Ayushman Bharat, announced in the Union Budget 2018, provides the thrust for India’s journey towards universal health coverage (UHC), with an eye on the upcoming 2019 general elections and expanding significantly from the past programme, the Rashtriya Swasthya Bima Yojana (RSBY). While allocations in the Budget under UHC for converting sub-centres into centres for delivering comprehensive primary healthcare is a welcome step, the challenge is in equipping the centres with trained health personnel for not only providing diagnostic and treatment services for communicable and non-communicable diseases, but also for promoting disease prevention and community-based health facilities that take care of emerging health problems of young and old population, including mental illness, chronic health burden and end of life care, etc. Is India ready to meet the cost of ramping up the health system, providing health workers at all levels and in allied services, is a critical question? Answers to it are imperative for revitalising health services.
The government has proposed a significant increase in the expansion for insurance of 100 million poor and vulnerable families, providing to nearly 40% of the population and becoming the world’s largest health assurance cover provider under the National Health Protection Mission (NHPM). Each individual gets an annual allocation of Rs 5 lakh for secondary and tertiary hospitalisation. The move is expected to benefit as many as 500 million people, going much beyond a total of 36 million families who have been enrolled so far under RSBY. Question arises how the government plans to pay for the increase in the number of people who are provided a mandatory amount of free healthcare cover? There is hope in Arun Jaitley’s statement that “adequate funds will be provided for the smooth implementation of this programme,” and in the initial announcement by the finance ministry of an outlay of Rs 2,000 crore. With the Union health ministry announcing a few days ago an allocation of Rs 10,000 crore for the next two years towards Modicare—as this initiative is being popularly called—there are expectations of more funds’ availability in the future, if one is to believe JP Nadda, the Union health minister.
Besides the allocation of funds, there is requirement for increasing the provision of hospitals for secondary and tertiary care, along with available package of services with adequate and appropriate quality of care through primary healthcare. The government’s call for the upgrade of 24 district hospitals for hosting new medical colleges in states that currently have few will not only improve the capacity for delivering advanced care closer to home, but also scale up availability of doctors, nurses and paramedics. Also, priority is being given to strengthening primary healthcare with 70% of allocated funds being spent on it, which means a better basic healthcare package for the people. It is envisioned that health centres will be upgraded to 1.5 lakh health and wellness centres. The Budget proposal of using Rs 1,200 crore to convert 1.5 lakh sub-centres into active delivery points for comprehensive primary health services can go a long way—moving from largely antenatal care, immunisation and access to contraceptives, to disease prevention, providing diagnostic and treatment services and also encouraging community-based health promotion, which is particularly beneficial for dealing with communicable and non-communicable diseases.

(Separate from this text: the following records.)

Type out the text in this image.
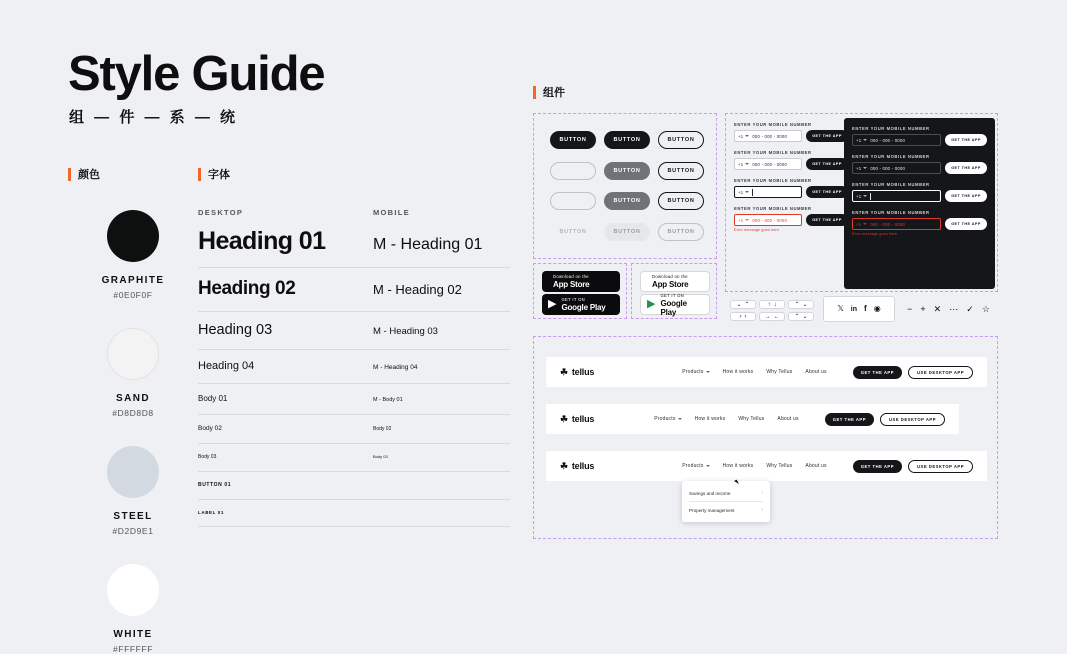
Style Guide
组 — 件 — 系 — 统
颜色
GRAPHITE
#0E0F0F
SAND
#D8D8D8
STEEL
#D2D9E1
WHITE
#FFFFFF
字体
DESKTOP	MOBILE
Heading 01	M - Heading 01
Heading 02	M - Heading 02
Heading 03	M - Heading 03
Heading 04	M - Heading 04
Body 01	M - Body 01
Body 02	Body 02
Body 03	Body 03
BUTTON 01
LABEL 01
组件
BUTTON	BUTTON	BUTTON
BUTTON	BUTTON
BUTTON	BUTTON
BUTTON	BUTTON	BUTTON
Download on the
App Store
▶ GET IT ON
Google Play
Download on the
App Store
▶
GET IT ON
Google Play
ENTER YOUR MOBILE NUMBER
+1 000 - 000 - 0000	GET THE APP
ENTER YOUR MOBILE NUMBER
+1 000 - 000 - 0000	GET THE APP
ENTER YOUR MOBILE NUMBER
+1	GET THE APP
ENTER YOUR MOBILE NUMBER
+1 000 - 000 - 0000	GET THE APP
Error message goes here
ENTER YOUR MOBILE NUMBER
+1 000 - 000 - 0000	GET THE APP
ENTER YOUR MOBILE NUMBER
+1 000 - 000 - 0000	GET THE APP
ENTER YOUR MOBILE NUMBER
+1	GET THE APP
ENTER YOUR MOBILE NUMBER
+1 000 - 000 - 0000	GET THE APP
Error message goes here
⌄ ⌃	↑ ↓	⌃ ⌄
› ‹	→ ← ⌃ ⌄
𝕏 in f ◉	− + ✕ ⋯ ✓ ☆
☘ tellus	Products	How it works	Why Tellus	About us	GET THE APP	USE DESKTOP APP
☘ tellus	Products	How it works	Why Tellus	About us	GET THE APP	USE DESKTOP APP
☘ tellus	Products	How it works	Why Tellus	About us	GET THE APP	USE DESKTOP APP
Savings and income	›
Property management	›
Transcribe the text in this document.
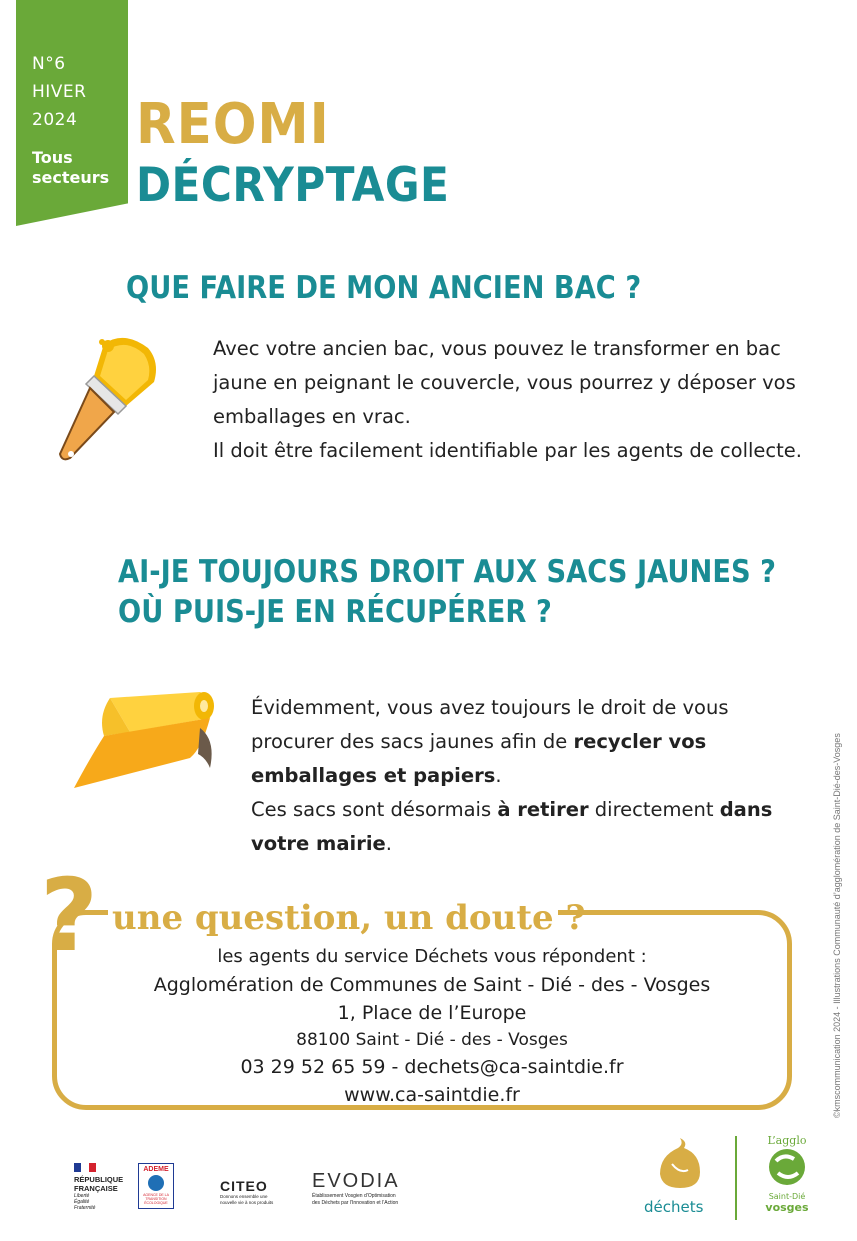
N°6
HIVER
2024
Tous
secteurs
REOMI
DÉCRYPTAGE
QUE FAIRE DE MON ANCIEN BAC ?
Avec votre ancien bac, vous pouvez le transformer en bac
jaune en peignant le couvercle, vous pourrez y déposer vos
emballages en vrac.
Il doit être facilement identifiable par les agents de collecte.
AI-JE TOUJOURS DROIT AUX SACS JAUNES ?
OÙ PUIS-JE EN RÉCUPÉRER ?
Évidemment, vous avez toujours le droit de vous
procurer des sacs jaunes afin de recycler vos
emballages et papiers.
Ces sacs sont désormais à retirer directement dans
votre mairie.
? une question, un doute ?
les agents du service Déchets vous répondent :
Agglomération de Communes de Saint - Dié - des - Vosges
1, Place de l’Europe
88100 Saint - Dié - des - Vosges
03 29 52 65 59 - dechets@ca-saintdie.fr
www.ca-saintdie.fr	©kmscommunication 2024 - Illustrations Communauté d’agglomération de Saint-Dié-des-Vosges
RÉPUBLIQUE
FRANÇAISE
Liberté
Égalité
Fraternité
ADEME
AGENCE DE LA TRANSITION ÉCOLOGIQUE
CITEO
Donnons ensemble une
nouvelle vie à nos produits
EVODIA
Établissement Vosgien d’Optimisation
des Déchets par l’Innovation et l’Action	déchets
L’agglo
Saint-Dié
vosges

Clearly, the new focus aims to take primary health centres from providing only limited services that represent less than 10% of all morbidities, as in the past, to comprehensive healthcare close to the community covering services related to pregnancy and child birth, neonatal and infant health, childhood and adolescent health, family planning and reproductive health, ophthalmic and ENT problems, oral health, mental health ailments, elderly and palliative health, emergency medical services, management of communicable and non-communicable diseases as well as general outpatient care, along with free essential medicines and diagnostics, teleconsultation and provision for electronic health records.
Of course, a challenge in building a strong public health system will be in attracting and retaining human resources in rural and remote areas, and within public services. One way is to have regular appointments at medical personnels’ home districts, with attractive incentives that are enforced and delivered, and not have contractual employment or leniency in making these posts mandatory for a certain term. This has worked in some of the Asian countries and there seems to be no reason why it should not in India. We need a powerful human resource strategy, and in addition to the need for strengthening the public healthcare system, there is strong requirement for regulating the private healthcare market—as UHC will bring a neat nexus between public and private healthcare institutions. Regulatory mechanisms for the private and public health sector have to be adequate to ensure quality of care and have robust health system responses, otherwise UHC will remain a challenge.